We are moving in a rapidly emerging governance and regulatory context, one which is increasingly trying to articulate how metrics and technological advances can assist governments through forms of automated decision-making (eg metrics which enable the introduction of and subsequently perpetuation of variable fees). This is changing the nature of the game in terms of:
- How both the Scottish and Westminster governments communicate with us about their ways of valuing and judging higher education;
- How HEIs might be more efficiently held to account when there is so much readily available data collected across a range of agencies and metrics’ oriented instruments now.
In some respects, as soon as the White Paper was published related speculation seeped across the Tweed, rattling the doors of Vice-Chancellors/Principals in Scotland who recognised immediately the financial bottom line, at the same time as making VPs Learning & Teaching sit up and suddenly become aware of the seismic shift potentially coming to assurance systems.
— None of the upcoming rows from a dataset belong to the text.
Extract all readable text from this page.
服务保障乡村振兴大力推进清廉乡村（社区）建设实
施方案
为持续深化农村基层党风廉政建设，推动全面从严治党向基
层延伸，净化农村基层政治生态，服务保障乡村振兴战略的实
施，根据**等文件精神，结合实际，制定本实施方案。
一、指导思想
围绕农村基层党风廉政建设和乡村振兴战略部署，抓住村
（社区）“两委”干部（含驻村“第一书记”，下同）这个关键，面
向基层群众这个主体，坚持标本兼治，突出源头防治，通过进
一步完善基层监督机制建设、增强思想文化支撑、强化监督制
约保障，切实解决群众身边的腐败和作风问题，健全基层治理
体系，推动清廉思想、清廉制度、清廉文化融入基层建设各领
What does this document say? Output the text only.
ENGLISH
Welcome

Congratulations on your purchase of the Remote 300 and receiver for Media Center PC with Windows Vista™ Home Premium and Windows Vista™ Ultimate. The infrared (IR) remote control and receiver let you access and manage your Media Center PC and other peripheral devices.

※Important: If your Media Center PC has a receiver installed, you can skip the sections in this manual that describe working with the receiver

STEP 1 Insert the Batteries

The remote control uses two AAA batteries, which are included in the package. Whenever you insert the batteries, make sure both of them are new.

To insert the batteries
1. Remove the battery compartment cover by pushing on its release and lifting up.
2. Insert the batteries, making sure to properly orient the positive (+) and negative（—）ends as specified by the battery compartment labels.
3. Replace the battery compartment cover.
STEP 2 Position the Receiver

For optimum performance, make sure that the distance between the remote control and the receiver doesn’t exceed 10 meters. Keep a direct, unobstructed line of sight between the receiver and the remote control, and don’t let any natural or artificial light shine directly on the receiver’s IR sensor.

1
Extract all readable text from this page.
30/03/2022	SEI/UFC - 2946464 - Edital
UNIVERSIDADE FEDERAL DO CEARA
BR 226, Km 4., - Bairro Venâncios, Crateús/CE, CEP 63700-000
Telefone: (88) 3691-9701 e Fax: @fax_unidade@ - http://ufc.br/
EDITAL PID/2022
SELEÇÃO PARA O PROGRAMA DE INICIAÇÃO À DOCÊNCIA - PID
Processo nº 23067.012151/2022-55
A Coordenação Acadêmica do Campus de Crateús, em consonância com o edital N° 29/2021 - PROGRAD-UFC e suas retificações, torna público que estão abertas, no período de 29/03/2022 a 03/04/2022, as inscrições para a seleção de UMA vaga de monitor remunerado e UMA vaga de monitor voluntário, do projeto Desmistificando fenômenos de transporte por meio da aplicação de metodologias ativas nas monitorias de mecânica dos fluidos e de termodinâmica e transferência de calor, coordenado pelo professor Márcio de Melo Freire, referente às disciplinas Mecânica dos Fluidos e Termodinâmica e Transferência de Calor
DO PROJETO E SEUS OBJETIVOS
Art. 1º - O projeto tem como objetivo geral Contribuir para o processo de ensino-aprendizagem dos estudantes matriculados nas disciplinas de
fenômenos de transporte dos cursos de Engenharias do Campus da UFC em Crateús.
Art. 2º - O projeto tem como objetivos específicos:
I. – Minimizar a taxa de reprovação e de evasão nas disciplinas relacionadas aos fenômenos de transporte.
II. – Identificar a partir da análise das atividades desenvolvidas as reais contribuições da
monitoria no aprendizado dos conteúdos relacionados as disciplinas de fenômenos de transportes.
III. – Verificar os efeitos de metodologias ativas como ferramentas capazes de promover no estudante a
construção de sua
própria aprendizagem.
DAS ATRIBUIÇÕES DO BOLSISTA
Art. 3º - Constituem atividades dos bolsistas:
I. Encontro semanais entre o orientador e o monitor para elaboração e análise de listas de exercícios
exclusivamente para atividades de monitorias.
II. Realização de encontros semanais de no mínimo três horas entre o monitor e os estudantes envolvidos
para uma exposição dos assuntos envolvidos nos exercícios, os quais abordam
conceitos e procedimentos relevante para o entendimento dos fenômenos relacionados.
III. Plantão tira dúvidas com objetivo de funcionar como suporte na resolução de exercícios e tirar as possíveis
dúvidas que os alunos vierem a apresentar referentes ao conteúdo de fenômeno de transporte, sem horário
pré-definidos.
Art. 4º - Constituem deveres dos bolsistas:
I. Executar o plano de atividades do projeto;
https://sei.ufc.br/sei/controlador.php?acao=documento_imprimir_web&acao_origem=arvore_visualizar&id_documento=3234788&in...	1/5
It has had a more universal unravelling effect though, at least in Scotland, because it has made us try to work out how we are to be held accountable by the Scottish government whilst still very much playing within the quality brand that is the UK HE sector (an even more complicated situation since the Brexit vote). As the TEF design emerges and we in Scotland review our own accountability systems, I leave with one substantial concern. It looks like TEF4 will have a strong disciplinary dimension (if pilots go well). VPs L&T had a very rapid and steep learning curve to come to terms with institutional TEF. As the TEF increasingly centres on disciplines (possibly to be defined not as REF disciplines units of return are but through HESA reporting mechanisms known as JACs codes), Deans L&T in colleges/faculties and heads of L&T at school/department level within the colleges might well find that their role becomes both more politically charged and external facing. I wonder, will they be ready?